Uma psicóloga que faz parte da equipe multidisciplinar que presta atendimento às pacientes demonstrou conhecimento das normas técnicas, mas confirmou as dificuldades no acesso. “Eu fiquei sabendo hoje de um médico que falou para uma paciente de que ela precisava de um laudo judicial”.
Ela ainda revela aumento nos casos de violência contra à mulher e crescimento no número de abortos legais realizados pela unidade. “Está nas nossas metas melhorar isso. Mas a gente é um hospital público cheio de dificuldades e é bem complicado mesmo. A gente dobrou o número de casos do último ano. De violência e aborto legal. Está muito estressante para a equipe. Estamos trabalhando incessantemente.”
A profissional alega que a Prefeitura erra ao indicar que as mulheres procurem pelo serviço social para obter informações e sanar dúvidas. “Na verdade, não é o serviço social que faz isso. Tem um serviço de Atendimento ao Usuário, o SAU. O serviço social é para os casos internos.”
Investigação
Há quase dois anos o Núcleo Especializado de Promoção dos Direitos da Mulher (NUDEM) da Defensoria Pública de São Paulo investiga irregularidades nos serviços de abortamento legal na cidade de São Paulo.
“Nós instauramos o procedimento de fiscalização dos serviços de abortamento previsto em lei em 2015 após notícias de que mulheres teriam comparecido a alguns desses serviços e teriam sido encaminhadas para outros serviços ou recebido recusa de atendimento”, afirma Ana Rita Prata, defensora pública e coordenadora do NUDEM.

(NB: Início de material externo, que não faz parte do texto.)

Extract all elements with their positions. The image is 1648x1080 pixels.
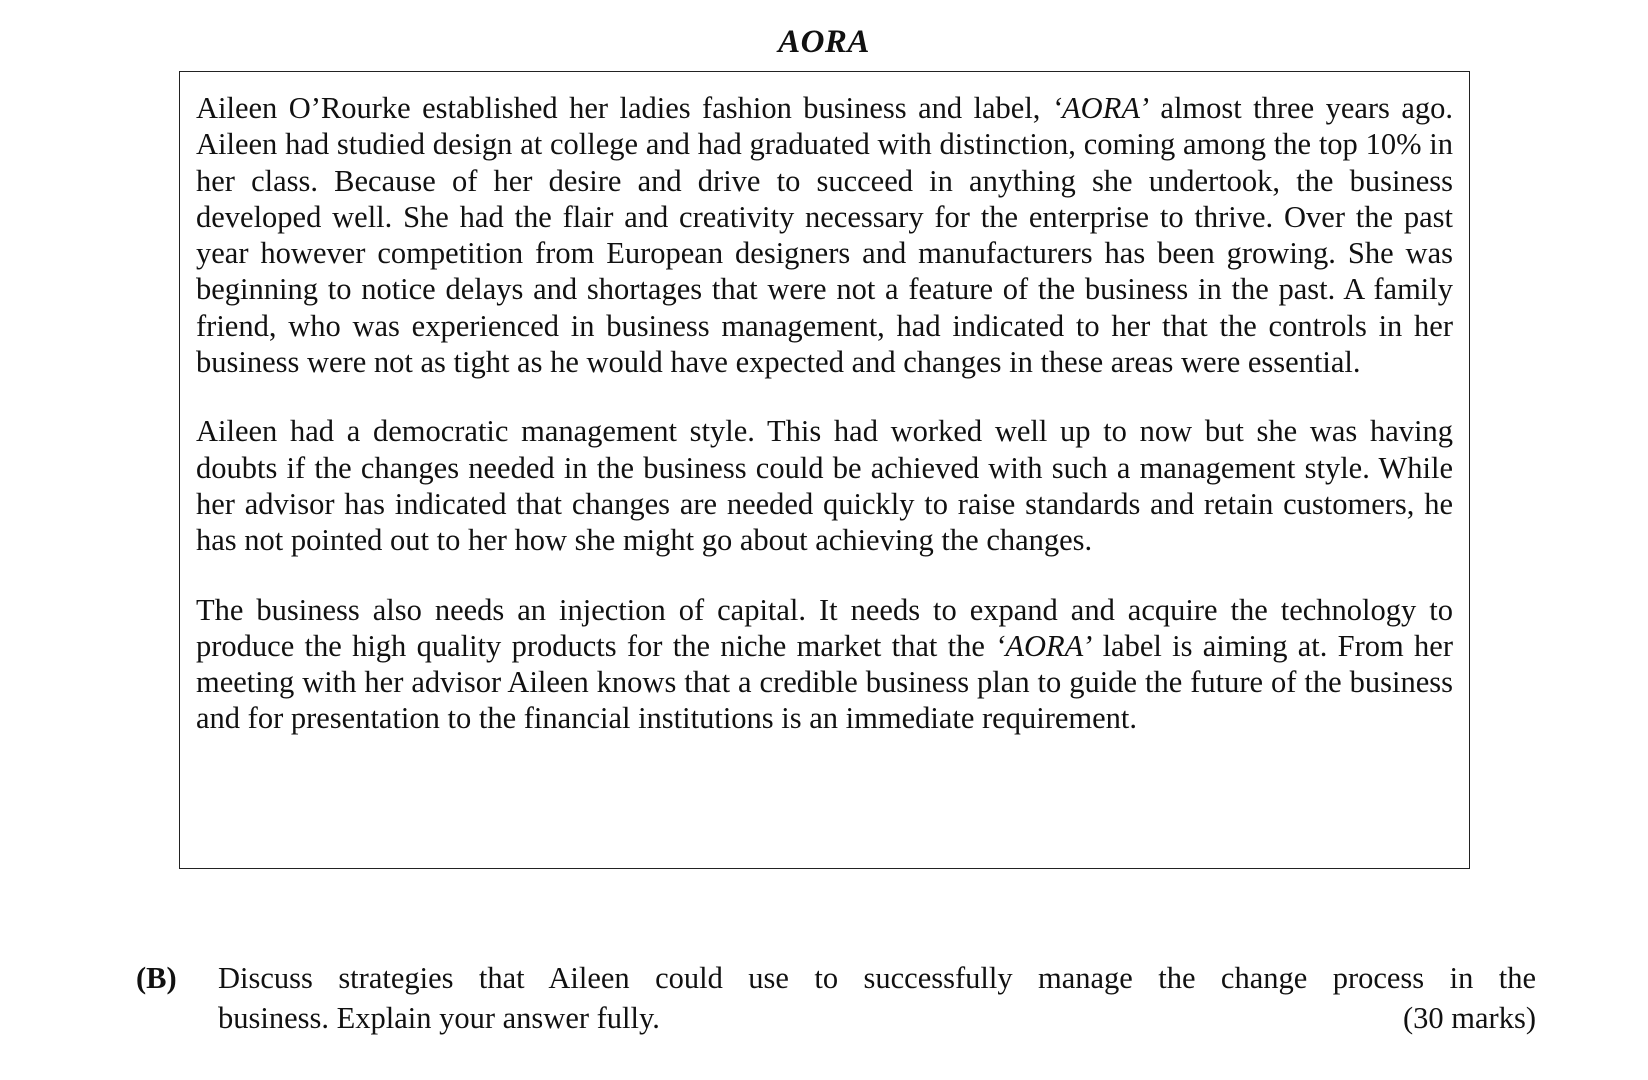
paragraph-text: The business also needs an injection of capital. It needs to expand and acquire the technology to produce the high quality products for the niche market that the — [196, 592, 1453, 663]
paragraph-text: almost three years ago. Aileen had studied design at college and had graduated with distinction, coming among the top 10% in her class. Because of her desire and drive to succeed in anything she undertook, the business developed well. She had the flair and creativity necessary for the enterprise to thrive. Over the past year however competition from European designers and manufacturers has been growing. She was beginning to notice delays and shortages that were not a feature of the business in the past. A family friend, who was experienced in business management, had indicated to her that the controls in her business were not as tight as he would have expected and changes in these areas were essential. — [196, 91, 1454, 380]
question-text — [218, 958, 1536, 1038]
question-line-2-row — [218, 998, 1536, 1038]
question-marks: (30 marks) — [1403, 1001, 1536, 1035]
question-line-1: Discuss strategies that Aileen could use to successfully manage the change process in the — [218, 961, 1536, 995]
case-paragraph-2: Aileen had a democratic management style. This had worked well up to now but she was having doubts if the changes needed in the business could be achieved with such a management style. While her advisor has indicated that changes are needed quickly to raise standards and retain customers, he has not pointed out to her how she might go about achieving the changes. — [196, 414, 1453, 558]
case-study-box — [179, 71, 1470, 869]
question-line-2: business. Explain your answer fully. — [218, 1001, 660, 1035]
brand-label: ‘AORA’ — [995, 628, 1093, 663]
question-label: (B) — [136, 961, 177, 995]
paragraph-text: Aileen O’Rourke established her ladies fashion business and label, — [196, 91, 1052, 125]
brand-label: ‘AORA’ — [1051, 91, 1149, 125]
case-paragraph-1 — [196, 90, 1453, 380]
paragraph-text: label is aiming at. From her meeting with her advisor Aileen knows that a credible business plan to guide the future of the business and for presentation to the financial institutions is an immediate requirement. — [196, 628, 1454, 736]
case-paragraph-3 — [196, 592, 1453, 737]
case-study-title: AORA — [778, 24, 870, 60]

Segundo a defensora, as recusas teriam sido baseadas em objeções de consciência, gestação fora do prazo permitido e até encaminhamentos sem nenhuma justificativa. Na época do início das investigações, o núcleo recebeu 21 denúncias.
A Defensoria oficiou todos os serviços questionando o atendimento e solicitando informações sobre o números dos procedimentos realizados nos últimos anos em cada hospital.
“Resolvemos buscar a Prefeitura de São Paulo através da autarquia municipal, que é o órgão que administra esses equipamentos de saúde, e a coordenadoria da área de Saúde da Mulher da Secretaria municipal de saúde”, explica Ana Rita Prata.
Com a mudança de gestão, o diálogo teve de ser recomeçado. Em julho deste ano, a defensoria se reuniu com a direção da Autarquia Hospitalar Municipal e, posteriormente, com a chefia dos hospitais.
Na ocasião, foi recomendado o cumprimento das normas técnicas, e a atualização do site da Prefeitura, que ainda indicava o Hospital Saboya, na Zona Sul, como referendado. O serviço foi desativado pela gestão municipal em julho. A primeira atualização foi feita em setembro. A última, no dia 8 de dezembro.
Adalberto Kiochi Aguemi, coordenador da área técnica de saúde da mulher da Secretaria Municipal da Saúde, disse que participou das reuniões com a Defensoria Pública, e que as orientações foram repassadas aos serviços, mas que não basta notificar, é preciso tempo e investimento para obter mudanças.
“Nessa reunião, a gente reforçou a importância para que os serviços cumpram a lei, se organizem para cumprir a lei, que é de até 22 semanas. Como área técnica, a gente reforça as boas práticas. Agora, a gente sabe que entre você orientar um serviço e a maioria dos profissionais incorporar é questão de, além de fazer reunião, estar realizando um processo de educação permanente."